17 de septiembre de 2019
|
Buscar
FIN DE SEMANA

Buenos vinos, blancos y tintos, viticultura heroica y rutas por tierra y agua conforman una variedad de opciones al visitante

Ribeira Sacra, una de las mejores zonas enoturísticas de España con variedad de vinos y paisajes para la época veraniega

Ribeira Sacra, un placer para los amantes del vino y el paisaje.
Ribeira Sacra, un placer para los amantes del vino y el paisaje.
Con estos días de calor extremo, de entre todas las rutas que tienen el vino como eje, una de las que más apetece conocer es la de la Ribeira Sacra, en tierras gallegas. El vino es el alma de la Ribeira Sacra. El cultivo de la vid y la producción del vino fueron introducidos por los romanos hace más de dos mil años. Posteriormente, los monjes cristianos tomaron el relevo y en la actualidad su producción sigue siendo el motor económico de la comarca.

Ribeira Sacra es uno de los mayores y mejores ejemplos de lo que se llama viticultura heroica. El término se refiere a unas condiciones del terreno que complican, especialmente, el trabajo con las cepas y que hacen que viticultores y bodegueros desafíen al vértigo desde los bancales. Bancales o terrazas sobre las que se distribuye el  viñedo para salvar la pendiente del terreno y que puede llegar al 100%. Una estructuración del terreno que impide la mecanización.

La Ribeira Sacra  es tan bella como difícil para sus viticultores. ​

Solo algunos carriles puntuales en algunas viñas para trasladar cajas aligeran un tanto el esfuerzo, pero todo el trabajo lo hacen las manos, los brazos y las espaldas de los viticultores y bodegueros. También  moverse entre las cepas es un ejercicio de acrobacia. La Denominación de Origen Ribeira Sacra se creó en 1997 y ocupa una superficie de más de 1.500 hectáreas de viñedos. Esto es más del 5 % del total del suelo gallego destinado a la producción de vino. Cinco subzonas de cultivo conforman esta Denominación de Origen: Chantada, Ribeira do Miño, Amandi, Ribeira do Sil y Quiroga Bibei.

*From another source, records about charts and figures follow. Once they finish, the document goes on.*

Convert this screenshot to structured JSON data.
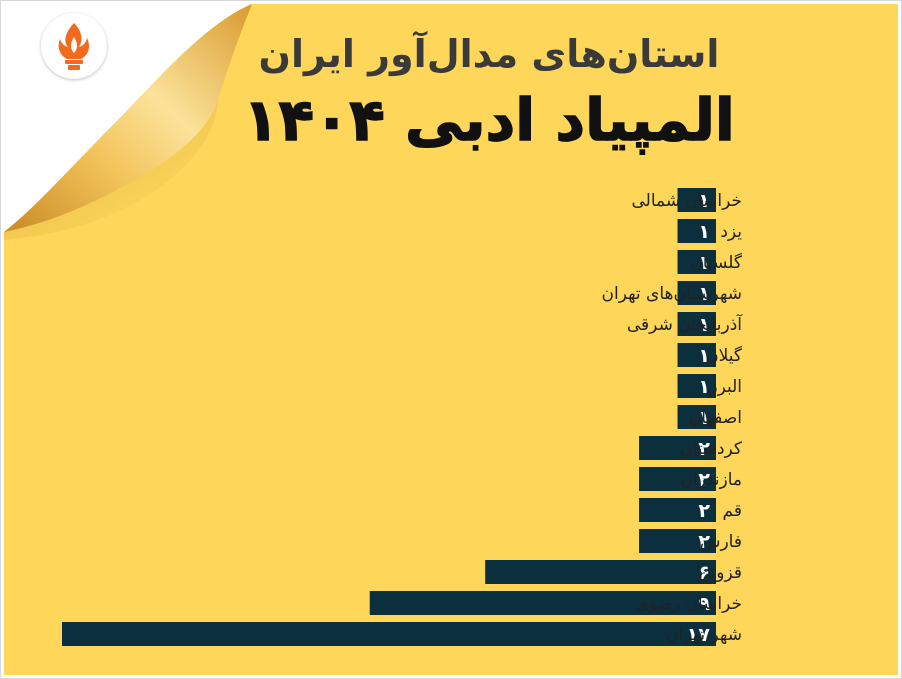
{
  "header": {
    "subtitle": "استان‌های مدال‌آور ایران",
    "title": "المپیاد ادبی ۱۴۰۴"
  },
  "logo": {
    "icon": "torch-flame-icon",
    "color": "#f26a1b"
  },
  "colors": {
    "background": "#fdd65a",
    "bar": "#0c2f3e",
    "value_text": "#ffffff",
    "label_text": "#222222",
    "curl": "#e0a93a"
  },
  "chart_data": {
    "type": "bar",
    "orientation": "horizontal",
    "categories": [
      "خراسان شمالی",
      "یزد",
      "گلستان",
      "شهرستان‌های تهران",
      "آذربایجان شرقی",
      "گیلان",
      "البرز",
      "اصفهان",
      "کردستان",
      "مازندران",
      "قم",
      "فارس",
      "قزوین",
      "خراسان رضوی",
      "شهر تهران"
    ],
    "values": [
      1,
      1,
      1,
      1,
      1,
      1,
      1,
      1,
      2,
      2,
      2,
      2,
      6,
      9,
      17
    ],
    "value_labels": [
      "۱",
      "۱",
      "۱",
      "۱",
      "۱",
      "۱",
      "۱",
      "۱",
      "۲",
      "۲",
      "۲",
      "۲",
      "۶",
      "۹",
      "۱۷"
    ],
    "title": "",
    "xlabel": "",
    "ylabel": "",
    "xlim": [
      0,
      17
    ],
    "grid": false,
    "legend": "none"
  }
}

En la elaboración del vino destacan las variedades de uva godello, albariño y treixadura para caldos blancos y mencía, brecellao y merenzao para los tintos. Son fundamentalmente vinos jóvenes, aunque se producen también tintos de crianza.

No solo vino

Y no todo es vino en la Ribeira Sacra. La zona es un paraíso del que disfrutar con o sin copa de vino, ya que se pueden realizar visitas guiadas a bodegas, hacer catas de vinos y aprender acerca de la producción de los caldos. Ademas también existen lugares como el Museo del Vino de Monforte o el Vinobus, que ofrecen otras maneras de acercarnos a este mundo.

El Cañón del Sil.

Las Riberas del Río Miño a su paso por la Ribeira Sacra, ofrecen un paisaje que enamora de bosques alternados con pequeñas y numerosas extensiones de viñedos. El río forma también numerosas curvas, en las cuales se adentra la tierra creando los típicos meandros. Otra de las mejores recomendaciones si se visita esta zona es visitar alguno de los miradores que se encuentran a lo largo del río como el de A Cova, cerca del cual se encuentra la iglesia monacal de San Martiño de A Cova. Desde aquí se contempla el impresionante Cabo do Mundo, un gran meandro que describe el Miño alrededor de un arbolado monte.

Otra de las visitas que no se pueden perder es la del pueblo de Portomarín, trasladado de su emplazamiento original por la subida del nivel de las aguas. Y cuando el caudal del río es bajo, es posible ver las antiguas construcciones de este pueblo.  

El catamarán por el Sil, gran experiencia.

El senderismo es la mejor opción para conocer la historia y naturaleza del entorno, visitar una o varias de las bodegas o admirar los monasterios e iglesias románicas de la zona. Y como colofón de la visita un viaje en catamarán por el río Sil aportará otra perspectiva del Cañón. Los embarcaderos desde los que se accede al catamarán son Santo Estevo (Nogueira de Ramuín), Abeleda (A Teixeira), Doade (Sober) e Os Chancís (Sober).